Пахом Пахомыч возглавлял в нашем холдинге торговую сеть, куда входили три магазина, ресторан, кафе и база отдыха. Все это, несмотря на неустанные хлопоты Пахом Пахомыча, приносило одни сплошные убытки. Во всяком случае, если судить по его отчетам. Что, кстати, никак не сказывалось на благосостоянии самого Пахом Пахомыча.
Заботясь о процветании своих подразделений, Храповицкий закупал провизию только в магазинах Пахом Пахомыча и пытался обязать нас делать то же самое. Отчего мы всячески уклонялись, ибо цены у Пахом Пахомыча были такими, что дешевле казалось заказать продукты из Парижа с доставкой на дом.
Когда мы вошли, все замолчали и обернулись на нас. Я назвал Ирину и представил присутствующих. Вася уставился на нее с таким восхищением, что его жена сразу же разозлилась. У нее было вытянутое лошадиное лицо с выдающимися вперед зубами и маленькие пронзительные черные глазки.
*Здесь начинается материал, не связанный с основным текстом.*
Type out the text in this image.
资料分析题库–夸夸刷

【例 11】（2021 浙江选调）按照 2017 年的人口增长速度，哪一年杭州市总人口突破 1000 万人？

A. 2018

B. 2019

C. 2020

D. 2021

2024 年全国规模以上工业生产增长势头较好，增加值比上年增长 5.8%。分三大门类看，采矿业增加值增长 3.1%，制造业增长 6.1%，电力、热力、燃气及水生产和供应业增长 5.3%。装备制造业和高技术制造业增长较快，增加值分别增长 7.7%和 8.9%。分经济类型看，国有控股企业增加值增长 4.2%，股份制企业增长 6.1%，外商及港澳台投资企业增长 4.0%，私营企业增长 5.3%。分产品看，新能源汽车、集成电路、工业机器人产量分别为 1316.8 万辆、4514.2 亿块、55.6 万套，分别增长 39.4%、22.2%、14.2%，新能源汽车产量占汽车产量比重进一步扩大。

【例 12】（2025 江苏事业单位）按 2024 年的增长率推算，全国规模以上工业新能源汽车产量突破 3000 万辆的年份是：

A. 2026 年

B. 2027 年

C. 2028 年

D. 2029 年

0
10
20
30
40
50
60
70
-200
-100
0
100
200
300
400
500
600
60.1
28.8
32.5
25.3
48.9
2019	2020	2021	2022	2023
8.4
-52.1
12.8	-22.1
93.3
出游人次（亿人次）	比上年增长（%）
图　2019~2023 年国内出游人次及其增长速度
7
– Принеси мне сигареты! – велела она Васе довольно недружелюбно, движимая желанием отправить его куда-нибудь подальше от опасного соседства.
– Да вот же, полно сигарет! – удивился Вася, указывая на разбросанные по столу пачки.
– Я хочу другие, с ментолом! – упорствовала она. – Которые я покупала в дьюти-фри. Я оставила их в спальне.
Вася уверял, что когда-то она была чемпионкой Европы по бальным танцам. Не знаю, как она выступала на конкурсах, но на наших вечеринках она, напиваясь, постоянно порывалась устроить стриптиз, шокируя добропорядочного Храповицкого и оскорбляя мои эстетические вкусы демонстрацией своих обвисших прелестей.
В быту она Васей помыкала, как, впрочем, и его официальная жена. Но обнаруживать женское доминирование в присутствии посторонних было неприлично, и Вася нахохлился.
– Ты принесешь мне сигареты или нет? – повысила она голос.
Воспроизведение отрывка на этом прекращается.